Skittles: Innocent Candy or Evil Spammer?
Another week, another blow up in the Twitterverse. And this time it’s all down to a small, sugary treat.
If you haven’t yet visited skittles.com, do so now. They have replaced a traditional website with a small navigation box which overlays a search for #skittles on Twitter, the Facebook Fan page, Flickr-hosted photos and a Youtube channel. The Social Web’s dream, right? Well, maybe.
I first came across it on Saturday evening and thought it was pretty cool, and more than a little daring too. Giving over complete control to the world? Huge potential for that to backfire. Still, a fun idea, and a lot more interesting than most product websites.
Well, as with so much on the internet, it didn’t take long for the backlash to begin.
- Many pointed out that the concept was kinda-sorta ‘borrowed’ (wholesale) from Modernista, an advertising agency in Boston who had done the same thing last March.
- Others complained about having to be an adult to see the site, as Tim Allick puts it, “Can’t believe that #skittles website bans KIDS! Doesn’t send them to a safe page, just tells ‘em to go away. How is this smart marketing?”. (He does have a point. It’s a kids candy after all. )

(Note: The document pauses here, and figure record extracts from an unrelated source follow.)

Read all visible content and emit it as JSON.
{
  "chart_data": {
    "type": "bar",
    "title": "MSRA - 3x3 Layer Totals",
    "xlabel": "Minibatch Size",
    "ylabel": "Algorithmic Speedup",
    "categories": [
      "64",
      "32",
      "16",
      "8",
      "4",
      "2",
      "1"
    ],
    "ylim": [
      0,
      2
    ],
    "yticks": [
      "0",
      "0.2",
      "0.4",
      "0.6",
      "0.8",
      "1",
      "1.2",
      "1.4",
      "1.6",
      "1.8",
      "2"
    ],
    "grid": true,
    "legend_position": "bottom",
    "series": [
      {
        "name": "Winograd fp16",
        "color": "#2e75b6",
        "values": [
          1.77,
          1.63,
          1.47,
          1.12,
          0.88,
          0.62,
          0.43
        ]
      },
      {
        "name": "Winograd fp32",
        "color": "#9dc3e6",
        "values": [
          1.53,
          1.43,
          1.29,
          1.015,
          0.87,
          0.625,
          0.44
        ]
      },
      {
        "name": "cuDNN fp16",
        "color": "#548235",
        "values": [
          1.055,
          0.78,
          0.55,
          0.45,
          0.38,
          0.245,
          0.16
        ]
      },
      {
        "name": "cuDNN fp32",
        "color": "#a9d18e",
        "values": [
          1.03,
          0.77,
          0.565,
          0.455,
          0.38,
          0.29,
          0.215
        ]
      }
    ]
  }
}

- The Wall St Journal chimed in with a round-up of comments, most of them negative.
- Joanne Jacobs wrote a blog condemning the whole exercise as a failure – just one day after the site launch – ‘Why the Skittles social media campaign failed’: ” Skittles has failed in its social media campaign because all it has done is hold a mirror up to conversations, without providing any content of its own, any context for remotely valuable conversation, and any rationale for productive engagement.”

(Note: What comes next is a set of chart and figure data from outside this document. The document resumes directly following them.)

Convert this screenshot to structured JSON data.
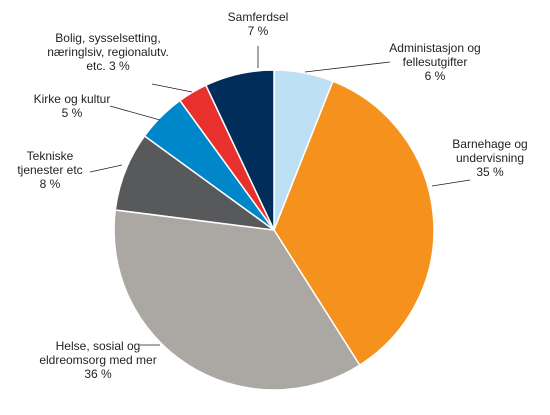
{
  "chart_data": {
    "type": "pie",
    "unit": "%",
    "slices": [
      {
        "lines": [
          "Administasjon og",
          "fellesutgifter"
        ],
        "value": 6,
        "value_label": "6 %",
        "color": "#bde0f5"
      },
      {
        "lines": [
          "Barnehage og",
          "undervisning"
        ],
        "value": 35,
        "value_label": "35 %",
        "color": "#f5921e"
      },
      {
        "lines": [
          "Helse, sosial og",
          "eldreomsorg med mer"
        ],
        "value": 36,
        "value_label": "36 %",
        "color": "#aba7a3"
      },
      {
        "lines": [
          "Tekniske",
          "tjenester etc"
        ],
        "value": 8,
        "value_label": "8 %",
        "color": "#58595b"
      },
      {
        "lines": [
          "Kirke og kultur"
        ],
        "value": 5,
        "value_label": "5 %",
        "color": "#0087c9"
      },
      {
        "lines": [
          "Bolig, sysselsetting,",
          "næringlsiv, regionalutv.",
          "etc."
        ],
        "value": 3,
        "value_label": "3 %",
        "color": "#e8312d"
      },
      {
        "lines": [
          "Samferdsel"
        ],
        "value": 7,
        "value_label": "7 %",
        "color": "#012d5a"
      }
    ]
  }
}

- A poll by PR Sarah Evans, shows that 60% of respondents wouldn’t be swayed by the new site to buy more Skittles.
- Etc, etc, and etc
Sigh. Sometimes it all seems so predictable. The constant flow of negativity. The need to show that ‘I’m not taken in by their sneaky advertising’. Jumping on the ‘this is just a rip-off’ and ‘besides, it doesn’t work anyway’-bandwagons.
Come on people! Where’s the joy? Where’s the ‘Yes, we can’-spirit we keep reading about!?

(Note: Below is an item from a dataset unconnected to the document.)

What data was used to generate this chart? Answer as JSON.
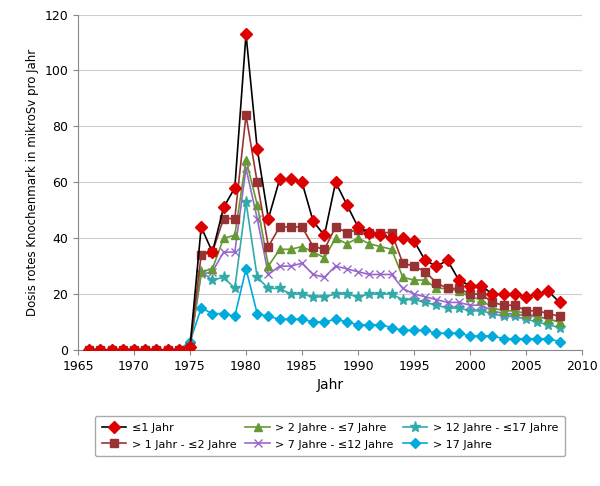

My 6 year old has recently begun spotting website addresses on things that I ignore – mcdonalds.com, orville.com, quakerkidsdoinggood.com – pretty much *everything* has a website now, and they’re all the same. A nice Flash intro. Maybe a game or something. A code you can enter to unlock the hidden area. Yawn.
At least Skittles.com didn’t do that.
So, personally, I’m sticking with my initial reaction, “It’s kind of cool”.
They may not have been first, but they were the first Big Name Brand to do it, and that’s something. It may not convince 60% of people to buy more, but that still leaves a lot that might. It has generated a ton of publicity, and got them over half a million fans on Facebook. And it’s different and interesting.
Unlike so much of the commentary around it.